Oh I see where you’re coming from now. I’ll admit that, when I made my earlier post, I forgot about the full implications of instrumental convergence. Specifically, the part where:
Maximizing X minimizes alll Not X insofar as they both compete for the same resource pool.
Even if your resources are unusually low relative to where you’re positioned in the universe, an AI will still take that away from you. Optimizing one utility function doesn’t just randomly affect the optimization of other utility functions; they are anti-correlated in general
I really gotta re-read Goodhart’s Taxonomy for a fourth time...
Well, they’re anti-correlated across different agents. But from the same agent’s perspective, they may still be able to maximize their own red-seeing, or even human red-seeing—they just won’t. (This will be in the next part of my sequence on impact).
Just making sure I can parse this… When I say that they’re anti-correlated, I mean that the policy of maximizing X is akin to the policy of minimizing X to the extent that X and not X will at some point compete for the same instrumental resources. I will agree with the statement that an agent maximizing X who possesses many instrumental resources can use them to accomplish not X (and ,in this sense, the agent doesn’t perceive X nd not X as anti-correlated); and I’ll also agree that an agent optimizing X and another optimizing not X will be competitive for instrumental resources and view those things as anti-correlated.
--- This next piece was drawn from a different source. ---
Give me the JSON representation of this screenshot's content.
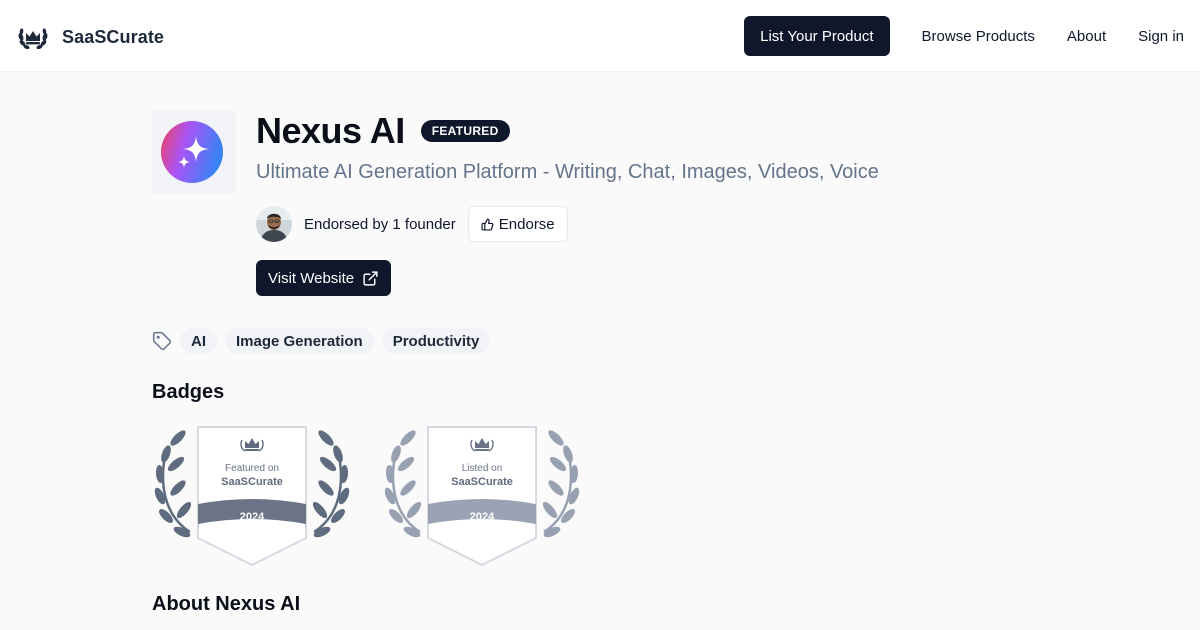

I think some of this is a matter of semantics but I think I agree with this. There are also two different definitions of the word able here:
Able #1 : The extent to which it is possible for an agent to achieve X across all possible universes we think we might reside in
Able #2 : The extent to which it is possble for an agent to achieve X in a counterfactual where the agent has a goal of achieving X
I think you’re using Able #2 (which makes sense—it’s how the word is used colloquially). I tend to use Able #1 (because I read a lot about determinism when I was younger). I might be wrong about this though because you made a similar distinction between physical capability and anticipated possibility like this in Gears of Impact:
I am using #2, but I’m aware that there’s a separate #1 meaning (and thank you for distinguishing between them so clearly, here!).